White Sands, Red Menace by Ellen Klages

White Sands, Red Menace by Ellen Klages

Author:Ellen Klages
Language: eng
Format: epub
Publisher: Penguin Group US
Published: 2010-02-28T16:00:00+00:00


SUN AND SHADOW

NO PLACE FOR TEARS

JANUARY 1947

A week into the new year, the trees were bare and empty, the attic was chilly, and Suze was in a bad mood. Outside, the wind blew snowflakes against the a window. Snow didn’t stay long in Alamogordo, just dusted the ground for a couple of hours.

She paced around the attic. She’d looked at all the slides in the View-Master Dad had given her for Christmas, read three comics, even finished the book she had to read for English—Junior Miss. It was about a fat teenage girl; she’d put it off as long as she could.

Dad was at a rocket meeting, and Mom was downstairs getting ready to go to the women’s club with Mrs. Parker. Suze thought it was dumb to get all dressed up on a Saturday—a hat and gloves and everything—for a lunch two blocks away. Dewey was with Owen, learning how to drive. In New Mexico, you only had to be fourteen to get a license. Suze punched a couch pillow. She wouldn’t be fourteen until August, and by then they’d be back in California. It wasn’t fair.

She picked up the physics book Dewey’d been reading. Maybe she’d find something she could use when her mother came home, start the kind of conversation that Mom sometimes had with Dewey.
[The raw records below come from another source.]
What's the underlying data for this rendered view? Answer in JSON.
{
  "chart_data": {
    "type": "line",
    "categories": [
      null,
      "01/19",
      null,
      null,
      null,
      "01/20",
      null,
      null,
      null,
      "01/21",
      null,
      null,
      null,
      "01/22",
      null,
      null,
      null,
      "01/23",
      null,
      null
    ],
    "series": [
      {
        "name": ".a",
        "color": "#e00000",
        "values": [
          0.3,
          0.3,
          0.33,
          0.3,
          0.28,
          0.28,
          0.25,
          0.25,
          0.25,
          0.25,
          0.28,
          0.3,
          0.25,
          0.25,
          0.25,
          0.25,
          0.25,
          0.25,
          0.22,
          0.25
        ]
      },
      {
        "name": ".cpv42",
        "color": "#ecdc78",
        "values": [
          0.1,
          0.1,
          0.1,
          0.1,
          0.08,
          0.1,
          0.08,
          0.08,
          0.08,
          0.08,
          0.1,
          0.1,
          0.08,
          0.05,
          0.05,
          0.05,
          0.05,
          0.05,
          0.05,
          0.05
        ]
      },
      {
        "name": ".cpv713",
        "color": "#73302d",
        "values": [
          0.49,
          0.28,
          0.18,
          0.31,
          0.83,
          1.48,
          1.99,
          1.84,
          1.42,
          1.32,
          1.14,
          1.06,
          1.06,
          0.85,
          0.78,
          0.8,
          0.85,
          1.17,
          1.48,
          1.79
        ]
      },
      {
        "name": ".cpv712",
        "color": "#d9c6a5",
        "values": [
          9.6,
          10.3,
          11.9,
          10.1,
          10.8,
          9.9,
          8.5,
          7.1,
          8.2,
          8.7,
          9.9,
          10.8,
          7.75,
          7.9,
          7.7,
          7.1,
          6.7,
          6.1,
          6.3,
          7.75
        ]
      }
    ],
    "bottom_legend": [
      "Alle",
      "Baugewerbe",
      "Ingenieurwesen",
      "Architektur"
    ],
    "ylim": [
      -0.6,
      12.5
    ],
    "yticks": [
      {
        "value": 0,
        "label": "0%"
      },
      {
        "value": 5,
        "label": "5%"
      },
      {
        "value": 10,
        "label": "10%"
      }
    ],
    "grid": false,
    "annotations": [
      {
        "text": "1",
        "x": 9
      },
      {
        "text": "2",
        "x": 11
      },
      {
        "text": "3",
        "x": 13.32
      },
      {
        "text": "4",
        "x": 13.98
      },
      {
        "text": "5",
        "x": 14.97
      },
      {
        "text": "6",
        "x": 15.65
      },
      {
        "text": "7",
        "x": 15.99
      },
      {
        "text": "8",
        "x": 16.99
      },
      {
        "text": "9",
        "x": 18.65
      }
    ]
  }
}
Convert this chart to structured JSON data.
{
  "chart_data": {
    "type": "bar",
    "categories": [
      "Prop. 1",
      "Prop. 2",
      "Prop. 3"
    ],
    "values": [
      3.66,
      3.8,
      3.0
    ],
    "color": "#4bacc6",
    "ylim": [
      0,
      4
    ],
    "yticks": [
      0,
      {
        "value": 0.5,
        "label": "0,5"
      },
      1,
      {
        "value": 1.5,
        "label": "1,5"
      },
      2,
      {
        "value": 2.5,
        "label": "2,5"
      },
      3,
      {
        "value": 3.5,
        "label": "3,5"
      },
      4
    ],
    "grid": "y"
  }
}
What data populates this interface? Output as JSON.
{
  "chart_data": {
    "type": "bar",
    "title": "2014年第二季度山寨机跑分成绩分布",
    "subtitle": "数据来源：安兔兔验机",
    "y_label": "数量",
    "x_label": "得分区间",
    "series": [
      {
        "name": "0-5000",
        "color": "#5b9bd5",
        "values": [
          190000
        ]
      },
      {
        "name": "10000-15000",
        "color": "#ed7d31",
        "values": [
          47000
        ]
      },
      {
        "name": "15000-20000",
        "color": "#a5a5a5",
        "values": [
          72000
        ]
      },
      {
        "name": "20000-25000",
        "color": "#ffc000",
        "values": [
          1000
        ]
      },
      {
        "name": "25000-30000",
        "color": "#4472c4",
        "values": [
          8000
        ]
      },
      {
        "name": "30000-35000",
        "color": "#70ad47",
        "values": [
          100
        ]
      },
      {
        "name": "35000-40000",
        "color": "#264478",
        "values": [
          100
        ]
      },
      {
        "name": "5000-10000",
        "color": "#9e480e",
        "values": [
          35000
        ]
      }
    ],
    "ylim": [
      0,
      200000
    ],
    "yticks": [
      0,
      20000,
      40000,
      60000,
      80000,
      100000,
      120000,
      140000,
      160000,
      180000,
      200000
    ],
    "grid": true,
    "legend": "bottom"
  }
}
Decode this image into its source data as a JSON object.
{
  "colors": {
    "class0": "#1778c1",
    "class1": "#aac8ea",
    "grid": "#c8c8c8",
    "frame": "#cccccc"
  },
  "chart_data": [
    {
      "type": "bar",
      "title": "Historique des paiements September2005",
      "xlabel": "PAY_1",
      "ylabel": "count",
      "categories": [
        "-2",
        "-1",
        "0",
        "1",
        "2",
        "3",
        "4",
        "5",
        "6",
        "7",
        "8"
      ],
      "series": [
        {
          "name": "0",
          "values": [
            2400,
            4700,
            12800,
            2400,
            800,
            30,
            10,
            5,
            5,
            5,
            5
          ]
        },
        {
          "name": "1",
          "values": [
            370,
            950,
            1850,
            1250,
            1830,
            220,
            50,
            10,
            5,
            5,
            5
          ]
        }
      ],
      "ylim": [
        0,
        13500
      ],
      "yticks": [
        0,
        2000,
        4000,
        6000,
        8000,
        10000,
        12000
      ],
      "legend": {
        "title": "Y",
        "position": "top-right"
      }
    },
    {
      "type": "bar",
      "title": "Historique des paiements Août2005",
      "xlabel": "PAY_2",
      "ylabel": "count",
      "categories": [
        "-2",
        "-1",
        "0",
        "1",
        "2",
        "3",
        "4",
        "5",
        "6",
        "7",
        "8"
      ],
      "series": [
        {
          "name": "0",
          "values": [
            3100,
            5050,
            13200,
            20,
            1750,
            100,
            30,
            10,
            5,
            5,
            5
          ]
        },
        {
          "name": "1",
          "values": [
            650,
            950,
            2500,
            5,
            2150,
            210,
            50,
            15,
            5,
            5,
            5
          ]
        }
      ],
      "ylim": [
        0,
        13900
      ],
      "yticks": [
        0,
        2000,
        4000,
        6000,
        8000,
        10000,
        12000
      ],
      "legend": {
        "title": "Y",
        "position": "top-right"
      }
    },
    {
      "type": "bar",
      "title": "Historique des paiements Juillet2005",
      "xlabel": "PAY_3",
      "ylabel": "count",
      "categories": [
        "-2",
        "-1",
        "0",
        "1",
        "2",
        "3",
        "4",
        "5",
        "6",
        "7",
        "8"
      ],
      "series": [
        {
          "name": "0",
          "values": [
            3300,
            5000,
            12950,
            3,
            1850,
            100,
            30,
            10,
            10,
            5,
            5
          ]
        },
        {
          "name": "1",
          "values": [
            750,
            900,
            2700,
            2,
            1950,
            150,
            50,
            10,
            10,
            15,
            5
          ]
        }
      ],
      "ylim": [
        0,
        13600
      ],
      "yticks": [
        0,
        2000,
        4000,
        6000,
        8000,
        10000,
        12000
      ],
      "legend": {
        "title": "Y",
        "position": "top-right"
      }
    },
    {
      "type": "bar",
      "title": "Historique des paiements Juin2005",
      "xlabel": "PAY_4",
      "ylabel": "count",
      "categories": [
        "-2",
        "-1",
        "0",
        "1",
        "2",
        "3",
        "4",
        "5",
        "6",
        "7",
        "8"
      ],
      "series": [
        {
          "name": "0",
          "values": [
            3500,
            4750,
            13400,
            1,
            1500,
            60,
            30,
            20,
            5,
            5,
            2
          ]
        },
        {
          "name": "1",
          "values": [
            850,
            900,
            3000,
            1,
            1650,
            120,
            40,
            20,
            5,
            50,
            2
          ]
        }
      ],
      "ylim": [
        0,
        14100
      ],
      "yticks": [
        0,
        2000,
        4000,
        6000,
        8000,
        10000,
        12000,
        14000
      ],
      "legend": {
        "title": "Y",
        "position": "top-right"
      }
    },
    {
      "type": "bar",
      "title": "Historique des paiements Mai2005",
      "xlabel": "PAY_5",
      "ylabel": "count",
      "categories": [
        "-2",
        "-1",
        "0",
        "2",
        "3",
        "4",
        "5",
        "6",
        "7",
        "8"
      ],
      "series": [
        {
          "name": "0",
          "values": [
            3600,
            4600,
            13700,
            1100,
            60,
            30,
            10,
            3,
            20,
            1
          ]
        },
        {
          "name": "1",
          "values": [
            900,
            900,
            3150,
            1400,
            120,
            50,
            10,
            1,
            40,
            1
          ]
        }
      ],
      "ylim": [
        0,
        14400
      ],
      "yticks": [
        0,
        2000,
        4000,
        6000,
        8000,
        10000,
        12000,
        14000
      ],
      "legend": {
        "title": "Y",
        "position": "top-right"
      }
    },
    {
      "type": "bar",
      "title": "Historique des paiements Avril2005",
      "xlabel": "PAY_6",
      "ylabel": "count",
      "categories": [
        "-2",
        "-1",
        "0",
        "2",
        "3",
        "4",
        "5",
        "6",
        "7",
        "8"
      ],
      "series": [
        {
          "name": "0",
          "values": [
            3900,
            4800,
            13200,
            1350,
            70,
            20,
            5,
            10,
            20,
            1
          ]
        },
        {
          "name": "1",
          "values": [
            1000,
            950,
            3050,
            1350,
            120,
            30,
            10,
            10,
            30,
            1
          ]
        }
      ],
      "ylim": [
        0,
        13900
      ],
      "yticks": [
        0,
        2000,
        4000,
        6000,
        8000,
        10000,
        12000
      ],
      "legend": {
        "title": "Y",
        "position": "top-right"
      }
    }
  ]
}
Suze let the textbook fall open, put her finger on the middle of a page, then read: Since all motion is relative, we should expect that if the magnet in Oersted’s experiment were held fixed . . .

None of that made sense. The beginning must be easier. But by the bottom of the first page, she knew she was in over her head. Even if Mom had time to talk, Suze would never understand what she was saying. She threw the book at the end of the couch. It landed like a tent, pages bending. She didn’t care. She walked over to her worktable and fiddled with a stack of paper labels and folders she’d bought that morning, a new year’s resolution to get her junk more organized.

She printed THE WAR on a label, and frowned. The problem was, Dewey and her mother fit together. Even Suze could see that. Two science peas in a pod. It wasn’t really Dewey’s fault, but—

“We got it!” Her father’s voice boomed out of the intercom.

“What, Phil? You look like the cat that swallowed the canary.” That was Mom. She must have forgotten to turn the kitchen unit off again.

“Funding for the whole fifty launches, is all,” her father said. “Through the end of forty-eight. They were going to pull the plug this June, after number twenty-five. But the big boys at GE say Washington’s happy with the first seventeen, even with the duds. A hundred million dollars’ worth of happy.”

Suze went over to push the button and say, “Hey, the intercom’s on,” but when she was a few feet away she heard the sharp sound of something smacking down, hard, on the kitchen counter. She jumped back.